Sejumlah sumber lain membenarkan cerita Tamam. Setelah puluhan tahun, cerita itu 

sampai juga ke telinga putra Aidit, Ilham. Empat tahun lalu dia memutuskan datang 

sendiri ke tempat yang diduga sebagai pusara ayahnya. ”Sejak lulus kuliah sampai 1998, saya 

selalu mencari kuburan ayah dengan sembunyi-sembunyi,” katanya tatkala dihubungi 

pekan lalu. Saat itu dia hanya berbekal sepotong informasi dari koran bahwa Aidit tewas 

ditembak di Boyolali. Berbilang kawan dekat ayahnya dia tanyai, tapi tak ada satu pun yang 

tahu nasib Aidit selepas meninggalkan Ibu Kota.

42

Menemukan makam Aidit bukan perkara mudah, bahkan bagi anaknya. Ada upaya 

sistematis untuk membuat peristirahatan terakhir Aidit dilupakan orang. Sumur tua itu, 

misalnya, sampai dua kali diuruk batu setelah November 1965. Kompleks gedung markas 

Batalion 444 juga dibongkar dan kini hanya menyisakan sebuah gedung tua. Gedung itu 

sekarang digunakan sebagai mes pegawai Komando Distrik Militer (Kodim) Boyolali.

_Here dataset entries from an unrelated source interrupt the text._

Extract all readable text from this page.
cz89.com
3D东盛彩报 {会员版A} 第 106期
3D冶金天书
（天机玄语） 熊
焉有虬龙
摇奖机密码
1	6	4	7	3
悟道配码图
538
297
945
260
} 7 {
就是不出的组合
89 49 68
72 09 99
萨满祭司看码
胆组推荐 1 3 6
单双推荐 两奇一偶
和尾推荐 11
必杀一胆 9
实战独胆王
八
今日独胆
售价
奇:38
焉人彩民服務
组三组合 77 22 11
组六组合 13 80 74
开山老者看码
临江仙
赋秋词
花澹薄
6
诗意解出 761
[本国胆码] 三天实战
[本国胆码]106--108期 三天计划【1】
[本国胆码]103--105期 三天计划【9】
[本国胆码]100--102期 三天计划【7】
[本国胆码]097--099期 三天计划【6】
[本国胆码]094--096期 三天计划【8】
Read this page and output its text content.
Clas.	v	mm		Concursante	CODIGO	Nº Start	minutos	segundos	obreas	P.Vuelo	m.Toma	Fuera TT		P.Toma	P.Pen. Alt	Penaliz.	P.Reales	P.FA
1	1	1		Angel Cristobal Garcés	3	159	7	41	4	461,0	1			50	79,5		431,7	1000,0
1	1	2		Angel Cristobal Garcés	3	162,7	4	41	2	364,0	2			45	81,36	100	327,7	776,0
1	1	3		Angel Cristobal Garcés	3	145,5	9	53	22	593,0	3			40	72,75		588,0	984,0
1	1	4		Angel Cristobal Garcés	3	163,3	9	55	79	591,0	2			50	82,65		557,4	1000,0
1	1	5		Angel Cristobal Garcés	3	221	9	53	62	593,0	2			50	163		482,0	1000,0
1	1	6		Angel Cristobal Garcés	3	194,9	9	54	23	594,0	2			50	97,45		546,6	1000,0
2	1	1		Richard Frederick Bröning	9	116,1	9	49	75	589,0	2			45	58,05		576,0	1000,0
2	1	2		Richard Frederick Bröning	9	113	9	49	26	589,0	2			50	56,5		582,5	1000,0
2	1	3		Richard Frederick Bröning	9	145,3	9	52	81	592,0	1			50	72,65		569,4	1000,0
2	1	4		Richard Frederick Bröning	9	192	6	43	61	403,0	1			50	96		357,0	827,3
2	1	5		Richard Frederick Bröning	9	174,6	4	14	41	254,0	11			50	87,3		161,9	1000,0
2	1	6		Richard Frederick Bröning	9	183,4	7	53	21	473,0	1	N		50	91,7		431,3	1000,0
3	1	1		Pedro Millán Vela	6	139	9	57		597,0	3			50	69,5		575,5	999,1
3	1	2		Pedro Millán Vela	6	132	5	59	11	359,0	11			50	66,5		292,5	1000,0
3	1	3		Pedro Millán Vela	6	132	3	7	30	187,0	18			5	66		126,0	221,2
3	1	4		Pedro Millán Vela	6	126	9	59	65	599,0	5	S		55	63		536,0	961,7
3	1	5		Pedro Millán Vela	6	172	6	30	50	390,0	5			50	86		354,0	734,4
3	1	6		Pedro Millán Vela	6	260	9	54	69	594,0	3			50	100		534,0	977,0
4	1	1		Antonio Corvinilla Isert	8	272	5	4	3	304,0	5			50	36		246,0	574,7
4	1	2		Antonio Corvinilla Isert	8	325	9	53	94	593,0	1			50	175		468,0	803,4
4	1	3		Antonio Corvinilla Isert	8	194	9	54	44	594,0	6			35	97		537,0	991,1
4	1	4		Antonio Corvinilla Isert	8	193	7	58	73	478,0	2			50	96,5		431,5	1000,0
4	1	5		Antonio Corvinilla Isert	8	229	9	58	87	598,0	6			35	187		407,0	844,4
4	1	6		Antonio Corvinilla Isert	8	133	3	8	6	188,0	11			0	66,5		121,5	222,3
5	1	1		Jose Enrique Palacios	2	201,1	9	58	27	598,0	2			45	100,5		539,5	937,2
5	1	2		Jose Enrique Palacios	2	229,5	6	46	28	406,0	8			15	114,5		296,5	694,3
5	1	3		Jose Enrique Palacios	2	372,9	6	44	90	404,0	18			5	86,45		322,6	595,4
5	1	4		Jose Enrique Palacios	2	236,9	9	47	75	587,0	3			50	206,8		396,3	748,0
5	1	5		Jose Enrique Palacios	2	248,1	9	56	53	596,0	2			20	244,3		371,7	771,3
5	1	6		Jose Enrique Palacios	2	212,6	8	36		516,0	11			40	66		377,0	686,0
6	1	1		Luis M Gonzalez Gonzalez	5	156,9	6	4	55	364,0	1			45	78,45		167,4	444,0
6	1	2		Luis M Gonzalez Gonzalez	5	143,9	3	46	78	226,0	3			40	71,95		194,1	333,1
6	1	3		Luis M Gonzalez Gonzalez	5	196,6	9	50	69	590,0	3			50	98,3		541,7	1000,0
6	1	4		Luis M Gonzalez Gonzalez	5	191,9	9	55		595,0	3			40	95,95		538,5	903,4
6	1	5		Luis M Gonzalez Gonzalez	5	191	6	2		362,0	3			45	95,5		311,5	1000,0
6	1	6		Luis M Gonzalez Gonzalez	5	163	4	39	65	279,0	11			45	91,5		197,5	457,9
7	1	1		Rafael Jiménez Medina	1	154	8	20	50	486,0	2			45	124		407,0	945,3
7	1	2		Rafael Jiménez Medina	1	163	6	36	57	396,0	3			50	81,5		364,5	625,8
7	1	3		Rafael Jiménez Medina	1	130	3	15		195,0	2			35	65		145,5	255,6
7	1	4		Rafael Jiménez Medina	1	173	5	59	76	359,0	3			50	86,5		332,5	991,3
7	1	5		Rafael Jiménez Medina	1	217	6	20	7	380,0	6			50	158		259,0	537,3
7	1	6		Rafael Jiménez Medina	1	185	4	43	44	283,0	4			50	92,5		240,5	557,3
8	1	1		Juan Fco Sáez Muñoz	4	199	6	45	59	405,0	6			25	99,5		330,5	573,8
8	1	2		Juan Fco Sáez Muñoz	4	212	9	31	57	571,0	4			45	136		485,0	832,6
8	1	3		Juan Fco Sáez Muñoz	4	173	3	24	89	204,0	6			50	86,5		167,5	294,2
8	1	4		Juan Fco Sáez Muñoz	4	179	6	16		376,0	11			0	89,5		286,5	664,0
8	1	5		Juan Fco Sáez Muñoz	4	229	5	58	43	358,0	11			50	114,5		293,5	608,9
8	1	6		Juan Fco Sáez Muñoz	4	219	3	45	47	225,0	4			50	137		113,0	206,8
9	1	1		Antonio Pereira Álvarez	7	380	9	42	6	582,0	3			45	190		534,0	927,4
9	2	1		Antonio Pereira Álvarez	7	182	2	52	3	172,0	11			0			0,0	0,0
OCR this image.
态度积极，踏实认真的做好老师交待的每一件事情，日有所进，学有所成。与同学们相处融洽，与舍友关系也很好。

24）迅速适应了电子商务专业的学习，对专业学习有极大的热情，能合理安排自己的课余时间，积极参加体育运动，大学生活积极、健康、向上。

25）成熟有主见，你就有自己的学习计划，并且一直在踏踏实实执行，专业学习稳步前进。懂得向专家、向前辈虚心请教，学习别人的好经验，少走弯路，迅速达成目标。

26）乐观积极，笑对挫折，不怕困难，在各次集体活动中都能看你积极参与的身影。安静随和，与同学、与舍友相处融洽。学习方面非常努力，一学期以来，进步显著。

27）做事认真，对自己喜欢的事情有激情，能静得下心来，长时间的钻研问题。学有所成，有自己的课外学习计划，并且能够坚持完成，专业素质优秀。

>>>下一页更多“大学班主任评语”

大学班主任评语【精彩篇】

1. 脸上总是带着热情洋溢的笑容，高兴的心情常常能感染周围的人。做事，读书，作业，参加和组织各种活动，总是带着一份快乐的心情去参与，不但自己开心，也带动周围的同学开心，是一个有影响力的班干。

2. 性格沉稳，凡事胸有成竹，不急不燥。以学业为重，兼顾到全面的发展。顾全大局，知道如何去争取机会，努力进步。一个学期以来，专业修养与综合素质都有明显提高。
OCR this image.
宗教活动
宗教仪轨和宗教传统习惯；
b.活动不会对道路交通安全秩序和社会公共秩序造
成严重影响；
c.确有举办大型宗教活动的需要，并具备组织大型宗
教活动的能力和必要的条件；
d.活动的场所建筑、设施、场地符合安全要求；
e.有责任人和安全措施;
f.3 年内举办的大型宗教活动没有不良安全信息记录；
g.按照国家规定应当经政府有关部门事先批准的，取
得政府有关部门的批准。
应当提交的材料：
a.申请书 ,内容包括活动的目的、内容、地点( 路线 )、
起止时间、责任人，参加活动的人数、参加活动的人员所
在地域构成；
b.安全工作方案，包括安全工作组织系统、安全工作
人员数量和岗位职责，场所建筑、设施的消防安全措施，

Batalion 444 dikenal sebagai kesatuan tentara pro-komunis. Salah satu komandan 

kompinya adalah Letnan Kolonel Untung Syamsuri, yang kemudian memimpin operasi 

penculikan sejumlah jenderal pada malam 30 September. Tahun-tahun menjelang 1965, 

Boyolali juga dikenal sebagai basis PKI Jawa Tengah. Dalam pemilu 1955 dan pemilihan 

kepala daerah dua tahun sesudahnya, PKI meraih kemenangan besar di sana.

Pencarian Ilham baru berbuah ketika sebuah lembaga swadaya masyarakat lokal di Boyolali 

menghubunginya dan menceritakan temuan mereka. “Mereka mengetahui lokasi ini dari 

sumber-sumber kredibel yang terlibat langsung dalam pembunuhan anggota PKI saat itu,” 

kata Ilham.

Tempo mendatangi lokasi itu dua pekan lalu. Dan seorang penghuni di mes Kodim 

membenarkan pekarangan belakang gedung itu disebut-sebut sebagai lokasi kuburan 

Aidit.

Dia menambahkan, telah lama warga setempat berusaha menghindari bekas sumur tua itu. 

”Pernah ada orang yang mau membuat bak sampah tepat di atasnya, tapi cangkulnya 

membentur batu keras,” katanya. Saat bergeser beberapa meter ke samping, justru muncul 

pecahan tulang tempurung tengkorak. Lubang itu buru-buru ditutup lagi. Si penghuni ini 

menolak disebut namanya karena khawatir keselamatannya terancam.

Tak sampai 100 meter dari sana, ada sebuah lokasi lain yang juga disebut-sebut 

berhubungan dengan Aidit. Di sanalah, konon, Wakil Ketua Majelis MPR Sementara itu 

ditembak mati. Pekarangan tersebut bagian dari satu rumah berarsitektur tua yang 

sekarang menjadi gedung Bank Pembangunan Daerah Jawa Tengah.

43

”Jadi, setelah ditembak di sana, baru jenazahnya dimasukkan ke sumur di sebelahnya,” kata 

Ilham kepada Tempo. Pada 1965, rumah itu digunakan sebagai Sekolah Pendidikan Guru. 

Lokasinya tak jauh dari Pasar Boyolali, yang berhadap-hadapan dengan markas polisi 

militer Kodim Boyolali dan gedung yang dulu digunakan sebagai Sekretariat PKI.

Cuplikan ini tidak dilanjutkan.